FRANKFURT (Reuters) – Lufthansa <LHAG.DE> will close its Germanwings low-cost airline as part of a broader overhaul including capacity cuts across the group, it said on Tuesday as it warned it could take years for the industry to recover from the coronavirus crisis.
The group, which also owns the Austrian Airlines, Swiss and Eurowings brands, said the coronavirus had forced it to accelerate radical restructuring steps.
Its shares were up 1.1% in late trading.
“It will take months until the global travel restrictions are completely lifted and years until worldwide demand for air travel returns to pre-crisis levels,” it said.
“Based on this evaluation, today the Executive Board has decided on extensive measures to reduce the capacity of flight operations and administration long term.”
Global airlines said on Tuesday that 25 million jobs across the world could be at risk from the coronavirus travel downturn and the industry’s representative body IATA said airline finances were so fragile they could not afford to refund customers for cancelled flights.
“Germanwings flight operations will be discontinued. All options resulting from this are to be discussed with the respective unions,” Lufthansa said, confirming what two sources had previously told Reuters.
The fate of Germanwings has hung in the balance as the low-cost sector came under pressure, and after a suicidal pilot deliberately flew a jet into a mountainside in 2015, killing all 150 people on board.
To slash costs Lufthansa will also cut capacity at its hubs in Frankfurt and Munich, including reducing the number of aircraft in service for Lufthansa and Eurowings, it said.
Lufthansa’s overhaul includes decommissioning a number of long-haul aircraft, including six Lufthansa Airbus <AIR.PA> A380s and seven A340-600s as well as five Boeing <BA.N> 747-400s.
A further 11 Airbus A320s will be withdrawn from short-haul operations and Lufthansa Cityline will withdraw three Airbus A340-300 aircraft from service.

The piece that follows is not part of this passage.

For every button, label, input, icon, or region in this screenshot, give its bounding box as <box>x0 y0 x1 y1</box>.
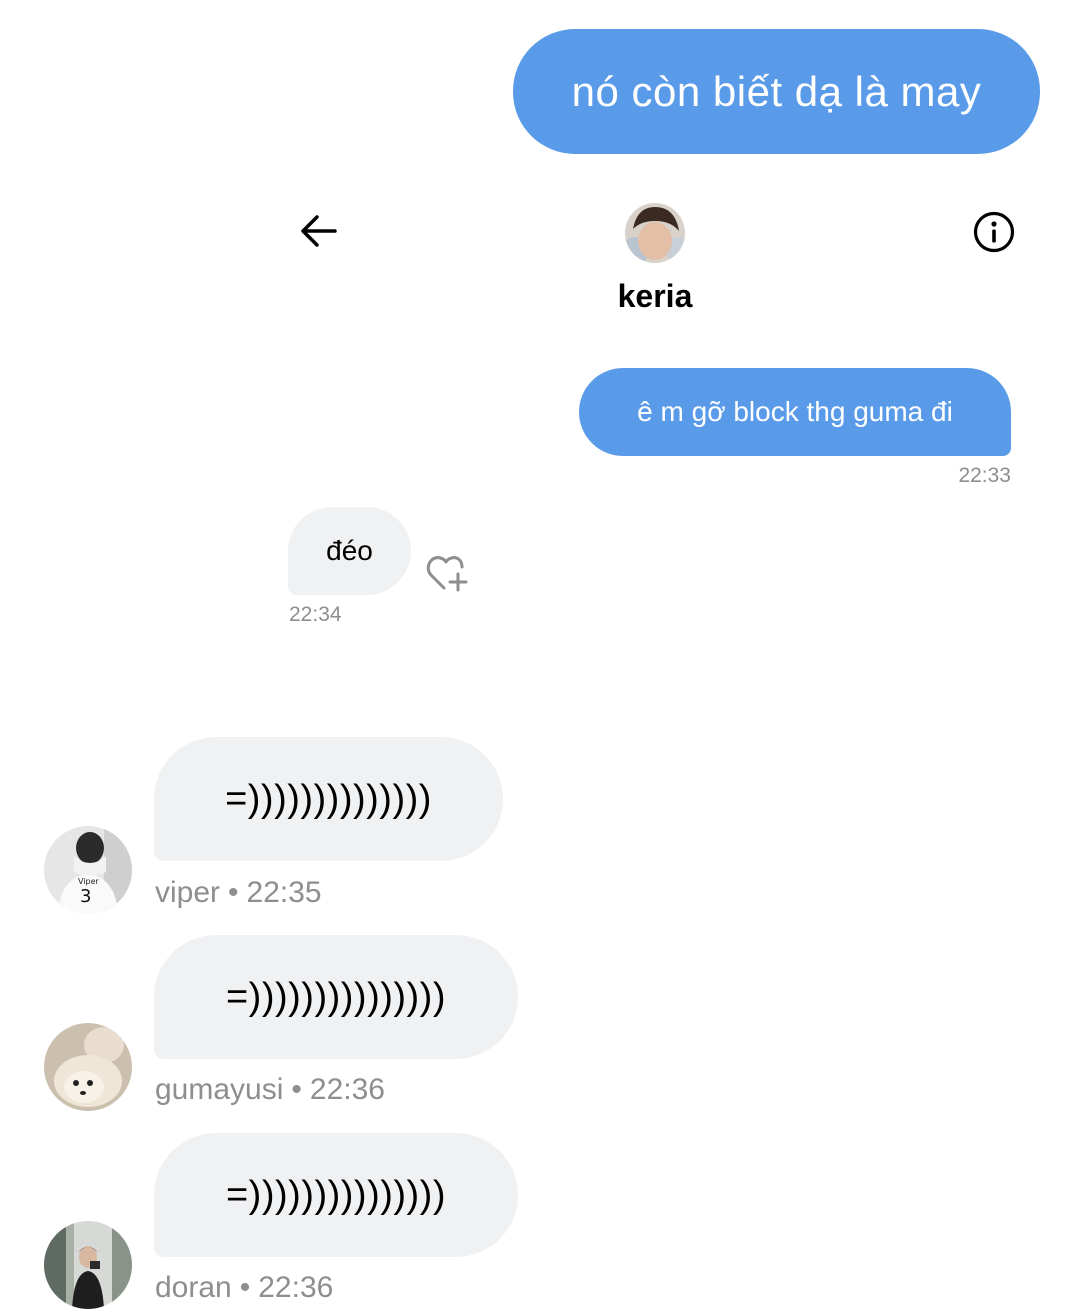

In addition to grounding the Germanwings brand, Eurowings will cut back its long-haul business, Lufthansa said. “All options resulting from this are to be discussed with the respective unions,” it said.
Graphic – European airlines’ shares have plunged: https://fingfx.thomsonreuters.com/gfx/mkt/xklvyqwbvgd/airlines%20europe.PNG
Restructuring programmes already initiated at Austrian Airlines and Brussels Airlines will be intensified and both companies are working on reducing their fleets.

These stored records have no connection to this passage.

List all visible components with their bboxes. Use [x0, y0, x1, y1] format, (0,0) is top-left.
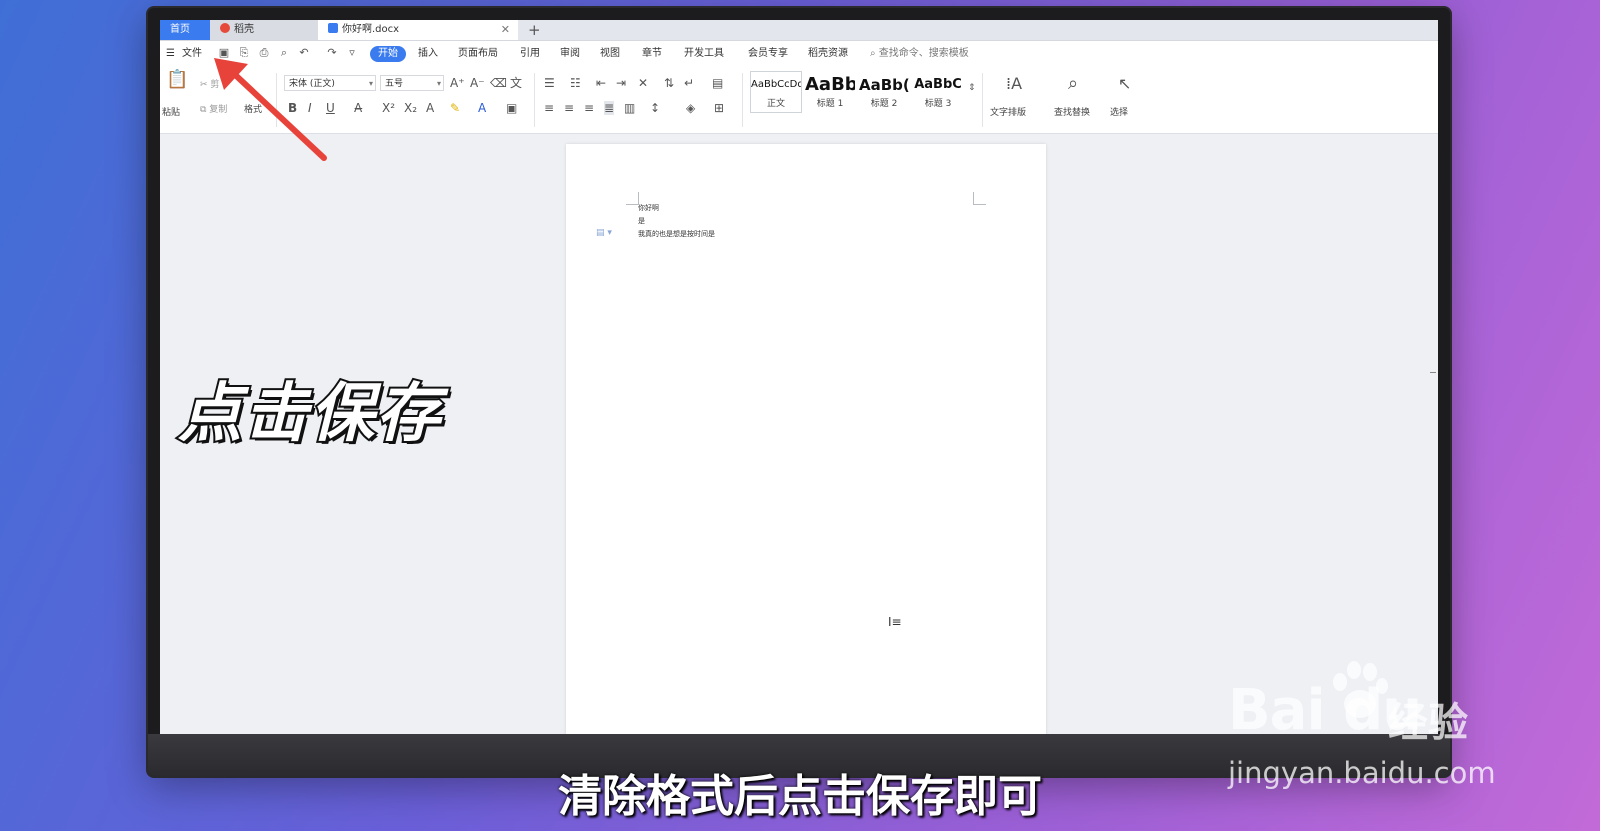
borders-icon[interactable]: ⊞: [714, 101, 724, 115]
chinese-layout-icon[interactable]: ✕: [638, 76, 648, 90]
docer-icon: [220, 23, 230, 33]
tab-start[interactable]: 开始: [370, 46, 406, 62]
shrink-font-icon[interactable]: A⁻: [470, 76, 485, 90]
shading-icon[interactable]: ◈: [686, 101, 695, 115]
ribbon: 📋 粘贴 ✂ 剪 ⧉ 复制 格式 宋体 (正文) 五号 A⁺ A⁻ ⌫ 文 B …: [160, 67, 1438, 134]
paste-icon[interactable]: 📋: [166, 71, 188, 89]
tab-layout[interactable]: 页面布局: [458, 46, 498, 62]
align-center-icon[interactable]: ≡: [564, 101, 574, 115]
tab-member[interactable]: 会员专享: [748, 46, 788, 62]
font-color-icon[interactable]: A: [478, 101, 486, 115]
copy-icon: ⧉: [200, 105, 210, 115]
tab-insert[interactable]: 插入: [418, 46, 438, 62]
style-sample: AaBbCcDd: [751, 79, 801, 90]
tab-reference[interactable]: 引用: [520, 46, 540, 62]
tab-devtools[interactable]: 开发工具: [684, 46, 724, 62]
tab-home[interactable]: 首页: [160, 20, 210, 40]
document-line[interactable]: 你好啊: [638, 202, 659, 214]
distributed-icon[interactable]: ▥: [624, 101, 635, 115]
text-layout-button[interactable]: 文字排版: [990, 107, 1026, 119]
show-marks-icon[interactable]: ↵: [684, 76, 694, 90]
jingyan-watermark: 经验: [1388, 700, 1468, 746]
text-cursor-icon: I≡: [888, 615, 902, 629]
tab-chapter[interactable]: 章节: [642, 46, 662, 62]
justify-icon[interactable]: ≣: [604, 101, 615, 115]
margin-corner: [973, 192, 986, 205]
font-size-select[interactable]: 五号: [380, 75, 444, 92]
find-replace-button[interactable]: 查找替换: [1054, 107, 1090, 119]
document-page[interactable]: 你好啊 是 我真的也是想是按时间是 ▤ ▾ I≡: [566, 144, 1046, 734]
sort-icon[interactable]: ⇅: [664, 76, 674, 90]
clear-format-icon[interactable]: ⌫: [490, 76, 507, 90]
highlight-icon[interactable]: ✎: [450, 101, 460, 115]
select-button[interactable]: 选择: [1110, 107, 1128, 119]
styles-scroll-icon[interactable]: ⇕: [968, 81, 976, 95]
tab-review[interactable]: 审阅: [560, 46, 580, 62]
style-label: 标题 2: [870, 99, 898, 109]
style-sample: AaBb: [805, 74, 855, 95]
tab-view[interactable]: 视图: [600, 46, 620, 62]
subscript-icon[interactable]: X₂: [404, 101, 417, 115]
separator: [534, 73, 535, 127]
tab-docer-label: 稻壳: [234, 24, 254, 35]
align-left-icon[interactable]: ≡: [544, 101, 554, 115]
tab-close-icon[interactable]: ✕: [501, 20, 510, 40]
increase-indent-icon[interactable]: ⇥: [616, 76, 626, 90]
tab-document[interactable]: 你好啊.docx ✕: [318, 20, 518, 40]
style-label: 标题 3: [924, 99, 952, 109]
style-heading-2[interactable]: AaBb( 标题 2: [858, 71, 910, 113]
separator: [982, 73, 983, 127]
decrease-indent-icon[interactable]: ⇤: [596, 76, 606, 90]
overlay-title: 点击保存: [176, 375, 442, 453]
text-effect-icon[interactable]: A: [426, 101, 434, 115]
grow-font-icon[interactable]: A⁺: [450, 76, 465, 90]
char-border-icon[interactable]: ▣: [506, 101, 517, 115]
style-label: 标题 1: [816, 99, 844, 109]
video-subtitle: 清除格式后点击保存即可: [558, 771, 1042, 822]
tab-bar: 首页 稻壳 你好啊.docx ✕ +: [160, 20, 1438, 41]
document-line[interactable]: 我真的也是想是按时间是: [638, 228, 715, 240]
tab-document-label: 你好啊.docx: [342, 24, 400, 35]
menu-row: ☰ 文件 ▣ ⎘ ⎙ ⌕ ↶ ↷ ▿ 开始 插入 页面布局 引用 审阅 视图 章…: [160, 41, 1438, 67]
scroll-marker: [1430, 372, 1436, 373]
tab-home-label: 首页: [170, 24, 190, 35]
red-arrow-icon: [214, 58, 327, 161]
paw-icon: [1333, 661, 1388, 718]
customize-chevron-icon[interactable]: ▿: [346, 47, 358, 59]
writer-icon: [328, 23, 338, 33]
style-normal[interactable]: AaBbCcDd 正文: [750, 71, 802, 113]
separator: [742, 73, 743, 127]
tab-docer[interactable]: 稻壳: [210, 20, 318, 40]
command-search-label: 查找命令、搜索模板: [878, 48, 969, 59]
style-sample: AaBb(: [859, 76, 909, 94]
bullet-list-icon[interactable]: ☰: [544, 76, 555, 90]
command-search[interactable]: ⌕ 查找命令、搜索模板: [870, 46, 969, 62]
style-sample: AaBbC: [914, 77, 962, 92]
superscript-icon[interactable]: X²: [382, 101, 395, 115]
new-tab-button[interactable]: +: [528, 20, 541, 40]
hamburger-icon[interactable]: ☰: [166, 46, 175, 62]
scissors-icon: ✂: [200, 80, 211, 90]
text-layout-icon[interactable]: ⁞A: [1006, 76, 1022, 92]
style-label: 正文: [766, 99, 785, 109]
search-icon: ⌕: [870, 48, 879, 59]
line-spacing-icon[interactable]: ↕: [650, 101, 660, 115]
strikethrough-icon[interactable]: A̶: [354, 101, 362, 115]
document-line[interactable]: 是: [638, 215, 645, 227]
phonetic-icon[interactable]: 文: [510, 76, 522, 90]
tab-docer-resources[interactable]: 稻壳资源: [808, 46, 848, 62]
magnifier-icon[interactable]: ⌕: [1068, 75, 1078, 93]
style-heading-1[interactable]: AaBb 标题 1: [804, 71, 856, 113]
paste-button[interactable]: 粘贴: [162, 107, 180, 119]
table-tool-icon[interactable]: ▤: [712, 76, 723, 90]
paragraph-handle-icon[interactable]: ▤ ▾: [596, 228, 612, 238]
numbered-list-icon[interactable]: ☷: [570, 76, 581, 90]
style-heading-3[interactable]: AaBbC 标题 3: [912, 71, 964, 113]
align-right-icon[interactable]: ≡: [584, 101, 594, 115]
menu-file[interactable]: 文件: [182, 46, 202, 62]
select-arrow-icon[interactable]: ↖: [1118, 76, 1131, 92]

Swiss International Air Lines will also adjust its fleet size by delaying deliveries of new short-haul aircraft and consider early phase-outs of older aircraft.
Lufthansa’s overhaul is the latest shakeout in an industry ripe for consolidation.
Whereas four airlines control 80% of the U.S. market, Europe has remained fragmented, with the budget segment already in trouble before the coronavirus struck and Lufthansa’s rivals Germania and Air Berlin put out of business.
Cutting back low-margin Germanwings may help its parent survive at a time when even large rivals like Air France-KLM <AIRF.PA> are in talks to receive billions of euros in government guaranteed loans.
Lufthansa has idled more than 90% of its fleet since the virus outbreak and has already held talks with the German government on providing liquidity, including through special loans from state development bank KfW.
Lufthansa is working on a package to raise money from the debt and equity markets, two sources familiar with the matter said. Lufthansa declined comment on its financial steps.
The plan, which has yet to be finalised, could include a combination of convertible bonds, the sale of new shares and a rights issue of new stock, the sources said, adding it could happen within the next two weeks.